McKissic told TheBlaze that he was particularly surprised by the president's comments on the Bible, considering the National Baptist Convention's views on scripture.

"It is deeply disturbing and alarming for a Baptist college president, with our first article of faith being — we believe in the authority of scripture as an … eternal word of God — for him to dismiss what the scripture has to say," McKissic said. "That speaks volumes about the theological direction of that institution."

He also said that the school's board of trustees must immediately dismiss Harris, unless the board members agree with him. And if that's the case, McKissic said that the denomination should promptly dismiss the board.

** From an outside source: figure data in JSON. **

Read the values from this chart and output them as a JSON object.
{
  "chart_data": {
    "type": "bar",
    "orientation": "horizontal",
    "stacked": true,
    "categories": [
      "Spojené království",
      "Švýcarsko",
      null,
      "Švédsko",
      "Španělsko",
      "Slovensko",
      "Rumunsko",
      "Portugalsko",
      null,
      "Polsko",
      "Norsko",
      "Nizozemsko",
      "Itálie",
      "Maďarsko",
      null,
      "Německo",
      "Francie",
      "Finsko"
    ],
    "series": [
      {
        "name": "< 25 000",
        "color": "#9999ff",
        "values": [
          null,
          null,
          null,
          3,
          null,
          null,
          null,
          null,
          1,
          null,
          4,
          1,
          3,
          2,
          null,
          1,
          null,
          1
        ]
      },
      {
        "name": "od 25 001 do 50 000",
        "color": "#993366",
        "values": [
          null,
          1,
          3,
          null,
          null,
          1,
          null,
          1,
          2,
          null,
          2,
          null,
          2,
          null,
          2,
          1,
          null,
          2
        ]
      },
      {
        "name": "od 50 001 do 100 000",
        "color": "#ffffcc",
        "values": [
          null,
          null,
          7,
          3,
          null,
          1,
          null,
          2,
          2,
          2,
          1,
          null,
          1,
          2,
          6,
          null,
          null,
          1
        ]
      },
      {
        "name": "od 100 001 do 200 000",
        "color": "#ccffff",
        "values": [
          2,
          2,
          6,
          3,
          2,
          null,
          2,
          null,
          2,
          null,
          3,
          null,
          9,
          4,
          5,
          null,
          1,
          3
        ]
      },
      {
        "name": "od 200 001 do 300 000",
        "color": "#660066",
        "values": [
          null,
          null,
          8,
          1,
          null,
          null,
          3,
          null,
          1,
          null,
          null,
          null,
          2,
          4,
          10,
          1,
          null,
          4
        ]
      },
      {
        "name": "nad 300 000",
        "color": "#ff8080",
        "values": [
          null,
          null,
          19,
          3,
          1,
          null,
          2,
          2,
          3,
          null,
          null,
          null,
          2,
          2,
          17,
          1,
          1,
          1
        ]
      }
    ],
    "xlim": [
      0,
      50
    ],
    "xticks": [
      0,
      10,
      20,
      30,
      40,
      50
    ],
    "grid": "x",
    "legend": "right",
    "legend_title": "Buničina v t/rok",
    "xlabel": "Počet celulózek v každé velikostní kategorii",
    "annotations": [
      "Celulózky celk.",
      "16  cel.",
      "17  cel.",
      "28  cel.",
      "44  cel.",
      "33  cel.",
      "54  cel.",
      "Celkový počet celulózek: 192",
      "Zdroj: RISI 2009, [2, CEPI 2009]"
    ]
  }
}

"He is way out of line, out of step with Baptists," McKissic said of Harris. "And he has the college on a whole different page, and I believe he will be held accountable."

Vaughn agreed with these sentiments, claiming that Harris' statement about the Bible seems to dismiss what most pastors have been preaching as "totally irrelevant."

"The scripture is right, it is true … we don't hold ourselves to be better than anyone. We're all sinners," he said. "We've found our way to the cross. We stand today to believe that the Bible is right."

McKissic and Vaughn, both members of the National Baptist Fellowship of Concerned Pastors, a group that has vocally opposed Flunder's speech, also held a press conference on Tuesday to discuss the issue.

The group is also opposed to two additional "active proponents of same-sex marriage" who were invited this week to the American Baptist College campus — Pastor Delman Coates, who pushed for gay marriage in Maryland, and Alan Bosaek, who tried to persuade the South African Dutch Reformed Church to embrace same-sex nuptials.

The preachers believe that, by inviting these speakers, Harris and the school are in violation of denominational rules and regulations.

With American Baptist College refusing to disinvite Flunder, though, McKissic and Vaughn said that they hope to "stir up leadership" in an effort to see the denomination speak out against the school's actions and solidify "theological positioning" on the matter.

"We believe that the Bible establishes for us … what we believe to be God's word — that homosexuality… is a sin," Vaughn told TheBlaze.